Intensifier les accumulations et accélérations : jeux ou sérieux olympiques ?


« Plus vite, plus haut, plus fort » : à peine nuancée par le rajout « ensemble », la devise olympique valorise la compétition et résume l’emballement capitaliste où croissances et accélérations se conditionnent réciproquement. Or, en 2024, la succession de championnats mondiaux culminera avec les premiers JO d’été en France depuis ceux de Paris en 1924. Nécessairement déficitaires – lors du choix de la ville hôte, est retenue la candidature la plus mirobolante (qui surestime les retombées et sous-estime les coûts) –, les JO sont un investissement dans une fuite en avant unidimensionnelle guidée par le classement quantitatif « où le sport sera célébré à chaque coin de rue » (Dossier de candidature de Paris 2024). Il s’agit de mettre en valeur territoires et populations pour les projeter dans la concurrence mondiale.

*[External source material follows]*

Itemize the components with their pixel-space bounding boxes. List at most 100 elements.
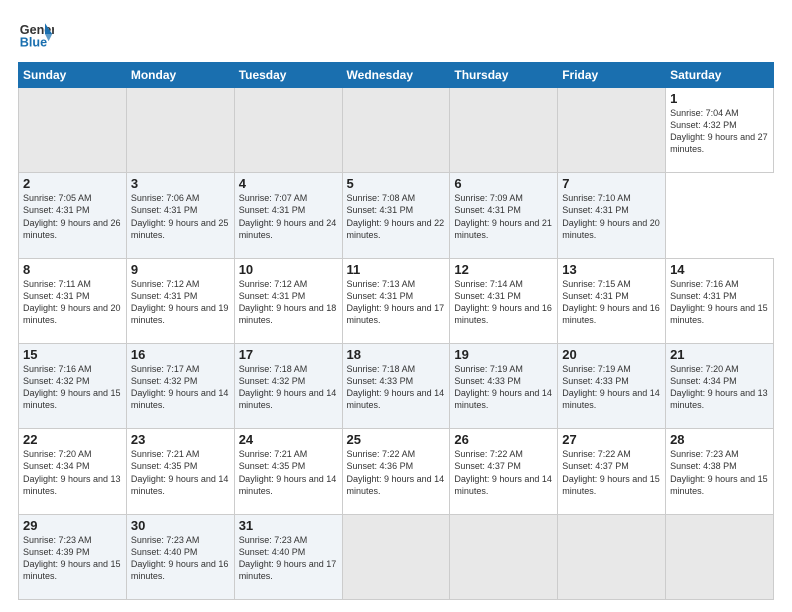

Si Pierre de Coubertin, créateur des JO modernes et bénéficiaire de gratifications y compris financières du régime nazi, a célébré « la grandiose réussite des Jeux de Berlin » en 1936, « illuminés par la force et la discipline hitlériennes », c’est que « le sport tuera l’érotisme » et les JO, loin de l’esprit joueur, exercent un dressage fascisant sur les athlètes comme sur les populations. La propagation de valeurs militaires – hiérarchie et obéissance, uniformes et parades, souffrance et sacrifice, virilité et héroïsme – se complète par l’invitation au défoulement. La diversité sociale s’efface dans cet exutoire nationaliste des frustrations et la spectacularisation de la vie publique.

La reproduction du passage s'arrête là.